All of the current practices I’m aware of that are typically used for performance tuning can be grouped into a category that I call a small model approach. The small model approach includes a variety of methods that I also refer to as traditional methods because they represent the way tuning has been accomplished since Oracle began instrumenting and exposing performance metrics. The amount of data available to tuners has increased greatly, but the methods for examining the metrics remain essentially the same.
All of the traditional methods rely on a subset of metrics chosen from the overwhelming number of metrics persisted by Oracle and stored in the AWR (Automatic Workload Repository) or other repositories in the case of
StatsPack, custom tools, and other third-party tools. Oracle gathers these metrics automatically in the background (while applications are running) and persists them into a repository that is known as AWR. In its raw form, AWR is a massive repository of historic performance metrics and statistics. In an effort to make that data sensible to the user, Oracle exposes many of these metrics, though not all, in various reports (e.g., AWR report, active session history (ASH) report, AWR compare report, etc.). They have also developed tools that use the collected metrics and advanced algorithms to help direct tuning experts in their efforts to address performance issues (e.g., the various advisors available with the Tuning Pack license).
The purpose of all traditional approaches is to pinpoint areas of low performance which can then be targeted for tuning. The metrics chosen for analysis are selected based on their usefulness for solving performance problems, but for any given incident, the performance problem may or may not be manifested in the particular set of predefined metrics exposed by the tool. In my experience, performance issues are different every time (despite patterns of issues), and each class of problem tends to manifest in a different set of metrics; so if the tool misses the metric, the tuner is left to navigate her own path through a tsunami of metrics to find the problem. Expertise can be gained in knowing which metric to choose for examination, but it is often a hunt-and-seek process that can be particularly discouraging to someone new to the field.
Late I will discuss briefly a few of the most common traditional methods/tools used by performance tuners and how they can be useful. I’ll mention their limitations as well in order to set the stage for the introduction of the DOPA process. This dynamic process is able to provide a more robust predictive analysis based on a much greater data source and to do so quickly and with proven impact. I’ve chosen the following four traditional approaches to discuss because they are the most frequently used by tuning experts.
OEM is shorthand for Oracle Enterprise Manager Cloud Control 13c. When I refer to OEM, I usually mean the performance pages of OEM. OEM includes metrics contained in active session history (ASH) and other DBA_HIST views related to ASH (including
DBA_HIST_SQL_PLAN) as well as metrics from a variety of other sources. I have found OEM most helpful for detecting problems in the top resource-consuming SQL statements that may require tuning. For example, the OEM ASH Analytics page will enable you very quickly to identify the SQL statements that are consuming the most resources.

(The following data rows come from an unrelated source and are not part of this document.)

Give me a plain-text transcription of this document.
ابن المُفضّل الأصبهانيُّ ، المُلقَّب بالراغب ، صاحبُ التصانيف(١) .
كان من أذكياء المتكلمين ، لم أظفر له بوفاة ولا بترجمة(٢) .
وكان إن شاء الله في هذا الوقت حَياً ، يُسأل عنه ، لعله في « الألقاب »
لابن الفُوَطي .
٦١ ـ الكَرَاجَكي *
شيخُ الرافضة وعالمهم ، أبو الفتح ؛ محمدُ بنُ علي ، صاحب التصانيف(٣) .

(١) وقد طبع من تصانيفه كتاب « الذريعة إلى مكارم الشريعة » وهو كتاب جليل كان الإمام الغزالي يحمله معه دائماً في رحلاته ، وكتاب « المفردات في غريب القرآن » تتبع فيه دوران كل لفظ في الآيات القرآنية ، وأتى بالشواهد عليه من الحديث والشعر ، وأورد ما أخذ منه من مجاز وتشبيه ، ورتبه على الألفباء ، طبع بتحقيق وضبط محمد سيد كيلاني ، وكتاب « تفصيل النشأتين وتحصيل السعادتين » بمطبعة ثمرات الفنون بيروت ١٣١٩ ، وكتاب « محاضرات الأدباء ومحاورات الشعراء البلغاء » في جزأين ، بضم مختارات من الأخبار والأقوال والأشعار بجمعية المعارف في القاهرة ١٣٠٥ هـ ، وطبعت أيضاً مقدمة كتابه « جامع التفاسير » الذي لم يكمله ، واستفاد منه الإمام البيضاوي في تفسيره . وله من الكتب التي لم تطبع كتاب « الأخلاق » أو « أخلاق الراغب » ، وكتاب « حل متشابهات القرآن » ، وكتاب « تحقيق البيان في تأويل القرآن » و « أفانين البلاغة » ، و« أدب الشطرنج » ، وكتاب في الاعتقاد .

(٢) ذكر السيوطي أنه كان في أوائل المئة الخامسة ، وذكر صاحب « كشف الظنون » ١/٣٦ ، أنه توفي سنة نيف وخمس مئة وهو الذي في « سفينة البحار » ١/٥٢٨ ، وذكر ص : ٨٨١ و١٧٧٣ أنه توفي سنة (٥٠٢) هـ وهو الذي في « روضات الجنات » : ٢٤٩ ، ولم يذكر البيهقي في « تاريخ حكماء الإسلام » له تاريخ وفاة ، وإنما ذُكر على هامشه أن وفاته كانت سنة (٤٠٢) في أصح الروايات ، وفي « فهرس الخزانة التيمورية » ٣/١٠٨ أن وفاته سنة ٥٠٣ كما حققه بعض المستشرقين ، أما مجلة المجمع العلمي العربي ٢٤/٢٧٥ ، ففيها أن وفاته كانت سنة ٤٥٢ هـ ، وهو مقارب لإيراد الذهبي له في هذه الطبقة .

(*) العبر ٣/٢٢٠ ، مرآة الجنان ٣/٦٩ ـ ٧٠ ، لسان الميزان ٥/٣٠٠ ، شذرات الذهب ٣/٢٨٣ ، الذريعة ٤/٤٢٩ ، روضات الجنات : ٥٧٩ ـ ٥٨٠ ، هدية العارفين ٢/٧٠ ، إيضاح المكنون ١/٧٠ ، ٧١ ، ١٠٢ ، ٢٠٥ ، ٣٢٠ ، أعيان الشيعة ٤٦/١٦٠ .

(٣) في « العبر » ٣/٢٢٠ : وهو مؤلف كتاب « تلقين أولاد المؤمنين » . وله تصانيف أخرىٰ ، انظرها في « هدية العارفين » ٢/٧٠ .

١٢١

Generally, if you can tune this SQL, you can get better performance.
Figure 1 is an example of an ASH Analytics page from within OEM. It shows the top running SQL statement for the database in question to be sql_id 61afmmp6x53p5 [a sql_id is the primary identifier that Oracle uses to identify a SQL statement; refer to the Oracle documentation for more details]. This top running SQL statement is taking significantly more time than the next longest running SQL statement. Navigating around the ASH Analytics page in OEM, you can easily see the top SQL statements and find out what it/they are waiting on; in this case
sql_id 61afmmp6x53p5, I was waiting on event, “db file sequential read,” which is essentially indexed I/O.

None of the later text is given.